Em que consiste essa valorização/desvalorização dos elementos da cultura material
desenraizados em novos contextos? Partindo do pressuposto que as duas sociedades sempre
tiveram dificuldades na aceitação do outro4 e que essas diferenças estruturais e conjunturais
favoreceram formas especificas de valorização do item africano.
A experiência histórica de Portugal, devido ao pioneirismo das conquistas, bem como
as influências das sociedades europeias mais desenvolvidas, favoreceu o desenvolvimento de
uma cultura de colecionismo. Processo esse, intrinsicamente associado à estrutura favorecedora
de novas visões e divisões do mundo5. A preocupação com a integração de recursos das colônias
na estrutura da metrópole contribuiu na incorporação de objetos para instituições museológicas
e particulares. Cabe ainda realçar a integração de coleções no discurso do império, favorecendo
estratégia de imposição ideológica e de afirmação identitária.
No caso brasileiro o colecionismo (existia incursões dos naturalistas nos séculos XVIII
e XIX), se constitui num processo tardio, iniciado com a transferência administrativa da coroa.

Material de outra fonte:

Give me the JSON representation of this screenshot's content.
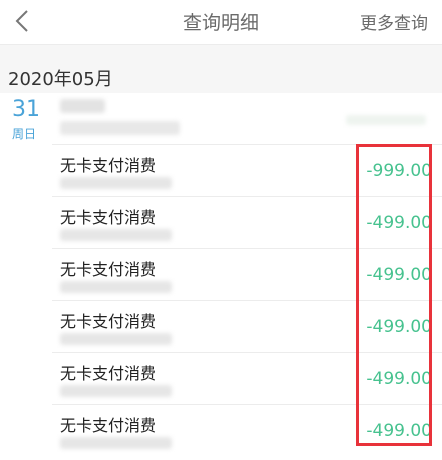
{
  "nav": {
    "title": "查询明细",
    "more": "更多查询",
    "back_icon": "chevron-left-icon"
  },
  "month": "2020年05月",
  "day": {
    "number": "31",
    "weekday": "周日"
  },
  "transactions": [
    {
      "title": "无卡支付消费",
      "amount": "-999.00"
    },
    {
      "title": "无卡支付消费",
      "amount": "-499.00"
    },
    {
      "title": "无卡支付消费",
      "amount": "-499.00"
    },
    {
      "title": "无卡支付消费",
      "amount": "-499.00"
    },
    {
      "title": "无卡支付消费",
      "amount": "-499.00"
    },
    {
      "title": "无卡支付消费",
      "amount": "-499.00"
    }
  ],
  "colors": {
    "accent": "#4aa3d8",
    "amount": "#47c28f",
    "highlight": "#e8323a"
  }
}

As realizações museológicas decorrentes do processo de modernização da sociedade, e o papel
dos intelectuais brasileiros no arranjo de um discurso nacional (SCHWARCZ, 1993) constituem
aspetos reflexivos sobre a seletividade do item africano nas coleções museológicas.
Este trabalho trilha em seguintes objetivos:
1. Analisar os processos de colecionismo da cultura material africana na
sociedade portuguesa
2. Deslocar as mesmas preocupações para a sociedade brasileira, enquadrando-
as nas ações reivindicativas do movimento negro e nas preocupações científicas de integração
do africano e afrodescendentes depois do escravismo.
3. Identificar homologias de colecionismo nessas duas realidades históricas.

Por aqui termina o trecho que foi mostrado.